CenTrak Builds BLE Beacon Functionality Into RTLS Devices

By Claire Swedberg

The real-time location system company is providing beacons in its devices to enable hospitals to provide wayfinding services to visitors, while also selling standalone beacons for other industries.


Enterprise location services company CenTrak has begun manufacturing Bluetooth Low Energy (BLE) beacons and embedding them into its sensor devices to provide its customers with wayfinding functionality that CenTrak supervises to monitor battery life and system status. The inclusion of BLE beacons into its devices, the company says, enables health-care facilities to provide wayfinding apps for visitors, while CenTrak will manage the beacons’ status, battery life and functionality for the hospitals. The company also intends to offer its BLE beacons as standalone products for companies beyond the health-care market.

The BLE inclusion is part of the company’s strategy to provide flexible Internet of Things (IoT) solutions for the health-care market, says Wil Lukens, CenTrak’s chief commercial officer. With BLE, users can employ their own mobile devices, such as smartphones, to communicate with the CenTrak devices and link to the company’s Enterprise Location Services Infrastructure software.

CenTrak already offers location solutions using Wi-Fi, active UHF RFID and Second Generation Infrared (Gen2IR). It enables not only the real-time location of employees, patients and assets, but also hand hygiene compliance solutions and the tracking of electronic health records, using a variety of technologies to provide location awareness. For instance, battery-powered 900 MHz RFID tags on products or wristbands can receive Gen2IR signals from transmitters to determine the room-level location, then transit their ID numbers and location information to RFID readers, which forward that data to the back-end system.

In recent years, a growing number of CenTrak’s hospital customers have been either deploying BLE-based systems or planning such technology deployments, in order to help visitors navigate their large spaces.
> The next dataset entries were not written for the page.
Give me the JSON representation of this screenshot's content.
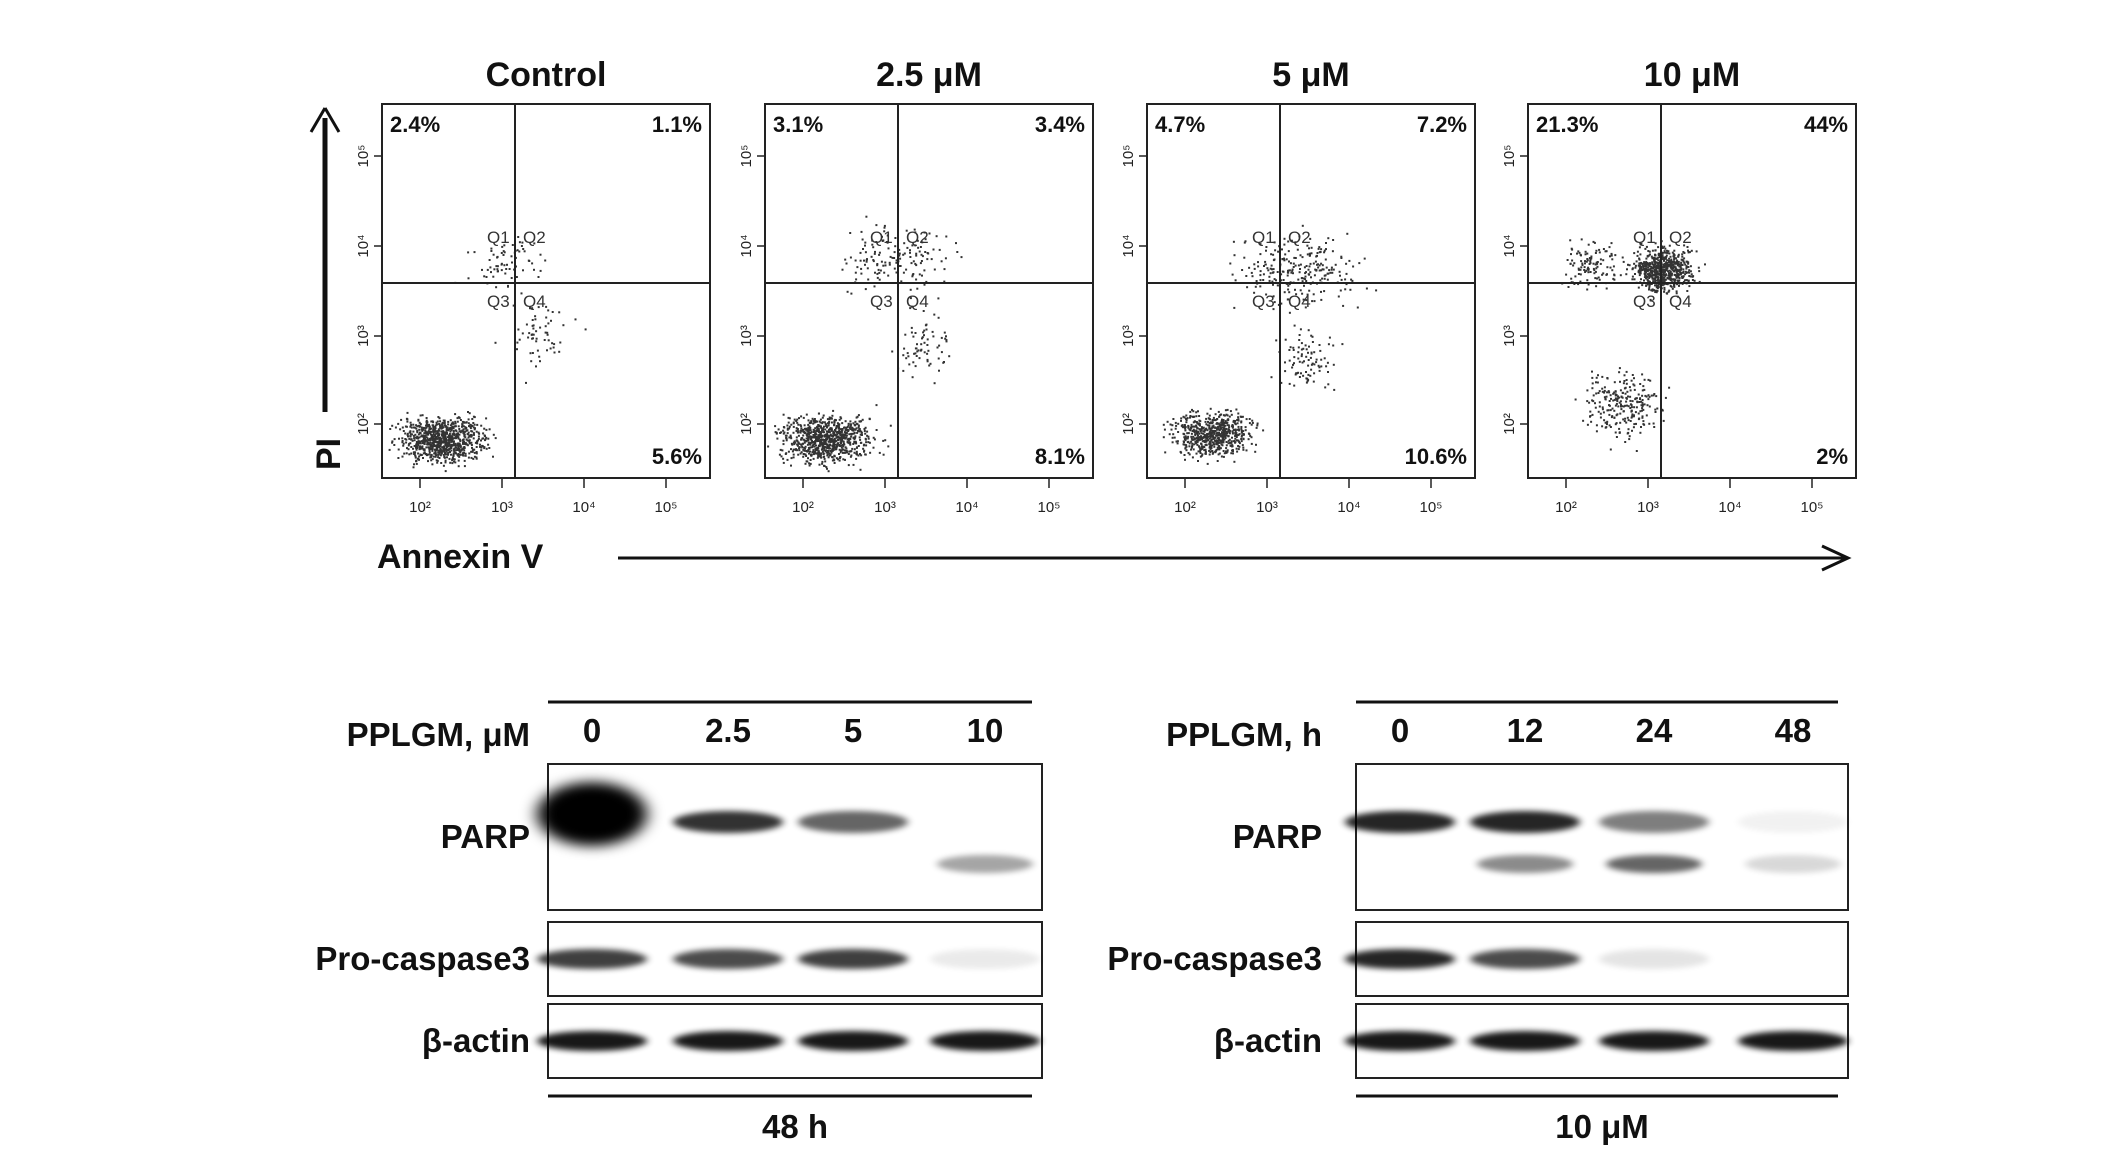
{
  "flow_cytometry": {
    "x_axis_label": "Annexin V",
    "y_axis_label": "PI",
    "tick_labels": [
      "10²",
      "10³",
      "10⁴",
      "10⁵"
    ],
    "quadrant_labels": [
      "Q1",
      "Q2",
      "Q3",
      "Q4"
    ],
    "panels": [
      {
        "title": "Control",
        "ul": "2.4%",
        "ur": "1.1%",
        "lr": "5.6%"
      },
      {
        "title": "2.5 μM",
        "ul": "3.1%",
        "ur": "3.4%",
        "lr": "8.1%"
      },
      {
        "title": "5 μM",
        "ul": "4.7%",
        "ur": "7.2%",
        "lr": "10.6%"
      },
      {
        "title": "10 μM",
        "ul": "21.3%",
        "ur": "44%",
        "lr": "2%"
      }
    ]
  },
  "western_blots": [
    {
      "header": "PPLGM, μM",
      "lanes": [
        "0",
        "2.5",
        "5",
        "10"
      ],
      "footer": "48 h",
      "rows": [
        {
          "label": "PARP",
          "full": [
            1.0,
            0.8,
            0.6,
            0.0
          ],
          "cleaved": [
            0.0,
            0.0,
            0.0,
            0.35
          ]
        },
        {
          "label": "Pro-caspase3",
          "full": [
            0.75,
            0.7,
            0.75,
            0.08
          ]
        },
        {
          "label": "β-actin",
          "full": [
            0.9,
            0.9,
            0.9,
            0.9
          ]
        }
      ]
    },
    {
      "header": "PPLGM, h",
      "lanes": [
        "0",
        "12",
        "24",
        "48"
      ],
      "footer": "10 μM",
      "rows": [
        {
          "label": "PARP",
          "full": [
            0.85,
            0.85,
            0.5,
            0.05
          ],
          "cleaved": [
            0.0,
            0.45,
            0.6,
            0.15
          ]
        },
        {
          "label": "Pro-caspase3",
          "full": [
            0.85,
            0.7,
            0.1,
            0.0
          ]
        },
        {
          "label": "β-actin",
          "full": [
            0.9,
            0.9,
            0.9,
            0.9
          ]
        }
      ]
    }
  ]
}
Often, people who visit hospitals are first-time guests, and finding their way around a busy facility is often challenging. That challenge is compounded if the hospital is large, as is the case for many of CenTrak’s customers—some cover millions of square feet.

For that reason, the company reports, BLE has been a popular technology to provide an app-based solution. Users can download a hospital’s app and then view their own location, based on beacon data captured from units installed around the facility, on a map of the hospital. They can then input their destination and be guided to a particular department or office.
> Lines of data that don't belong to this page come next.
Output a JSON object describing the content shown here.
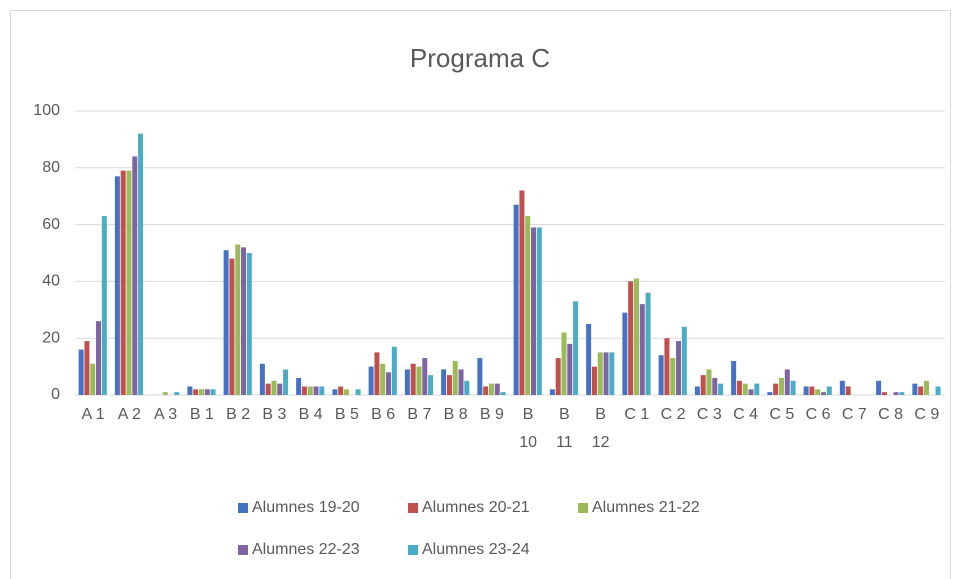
{
  "chart_data": {
    "type": "bar",
    "title": "Programa C",
    "categories": [
      "A 1",
      "A 2",
      "A 3",
      "B 1",
      "B 2",
      "B 3",
      "B 4",
      "B 5",
      "B 6",
      "B 7",
      "B 8",
      "B 9",
      "B 10",
      "B 11",
      "B 12",
      "C 1",
      "C 2",
      "C 3",
      "C 4",
      "C 5",
      "C 6",
      "C 7",
      "C 8",
      "C 9"
    ],
    "series": [
      {
        "name": "Alumnes 19-20",
        "color": "#4472c4",
        "values": [
          16,
          77,
          0,
          3,
          51,
          11,
          6,
          2,
          10,
          9,
          9,
          13,
          67,
          2,
          25,
          29,
          14,
          3,
          12,
          1,
          3,
          5,
          5,
          4
        ]
      },
      {
        "name": "Alumnes 20-21",
        "color": "#c0504d",
        "values": [
          19,
          79,
          0,
          2,
          48,
          4,
          3,
          3,
          15,
          11,
          7,
          3,
          72,
          13,
          10,
          40,
          20,
          7,
          5,
          4,
          3,
          3,
          1,
          3
        ]
      },
      {
        "name": "Alumnes 21-22",
        "color": "#9bbb59",
        "values": [
          11,
          79,
          1,
          2,
          53,
          5,
          3,
          2,
          11,
          10,
          12,
          4,
          63,
          22,
          15,
          41,
          13,
          9,
          4,
          6,
          2,
          0,
          0,
          5
        ]
      },
      {
        "name": "Alumnes 22-23",
        "color": "#8064a2",
        "values": [
          26,
          84,
          0,
          2,
          52,
          4,
          3,
          0,
          8,
          13,
          9,
          4,
          59,
          18,
          15,
          32,
          19,
          6,
          2,
          9,
          1,
          0,
          1,
          0
        ]
      },
      {
        "name": "Alumnes 23-24",
        "color": "#4bacc6",
        "values": [
          63,
          92,
          1,
          2,
          50,
          9,
          3,
          2,
          17,
          7,
          5,
          1,
          59,
          33,
          15,
          36,
          24,
          4,
          4,
          5,
          3,
          0,
          1,
          3
        ]
      }
    ],
    "ylim": [
      0,
      100
    ],
    "yticks": [
      0,
      20,
      40,
      60,
      80,
      100
    ],
    "grid": true,
    "legend": "bottom"
  }
}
Centrak’s RTLS technology provides real-time clinical-grade location data for patients, staff members, equipment and visitors, Lukens explains, by pinpointing a tag worn by a person, or attached to an asset, with what he says is 100 percent certainty. BLE provides a way for users to gain much less granular data regarding their own location, using technology they already have on hand—their mobile phone or tablet.

Many larger hospitals are already using the Centrak solution for real-time location and have installed a separate BLE beacon network. However, Lukens says, that means higher installation costs, and the beacons come with some challenges. Because they rely on batteries to operate, and because they can be removed or damaged, it can be difficult to ensure that they are all in full operating condition without dispatching workers to physically check the beacons.

CenTrak has developed its own beacon to be ubiquitous in all of its Gen2IR emitting devices, as well as in a standalone unit. The beacon is designed to require low energy, Lukens says. “Also, we’re powering it with a very powerful battery,” he states, which comes with a five-year guarantee. When the beacon is built into the devices, its power is monitored by CenTrak’s Enterprise Location Services Infrastructure software. If a problem occurs with a beacon, the software can alert a user to this issue.

For hospitals, Lukens says, “Primarily, the interest is in wayfinding”—emulating the “blue dot” experience, in which users can view their own movements on their phone screen while passing through a facility. But companies could use the technology for other purposes as well, such as locating the devices themselves. For instance, he explains, if a hospital were distributing smartphones or tablets among staff members, it could utilize BLE technology built into its existing system, or as a standalone solution, to locate those items and ensure that they do not leave the facility or become misplaced.

CenTrak is offering a trial program by which users can install the beacon devices temporarily every 35 feet or so, in order to quickly set up a network and determine what benefits it provides. Several million Gen2IR emitting devices are already in use worldwide, Lukens reports. The firm is offering an upgrade program to its 1,000 existing health-care facility customers using those devices, enabling them to exchange such devices for BLE-enabled products.

The company intends to sell all of its Gen2IR devices with beacons built in, and customers can use that functionality now, or in the future. “The demand has been so significant,” Lukens says, “that it made sense” to include the technology in all products. It is also selling standalone beacons at a cost of $20 apiece, for companies to use for wayfinding, or for asset tracking in area where zonal location-based data is sufficient.

Currently, between five and 10 of CenTrak’s customers have already deployed the BLE-enabled devices. Those companies, Lukens says, are using the beacons with their own apps to provide wayfinding for their visitors, patients and employees.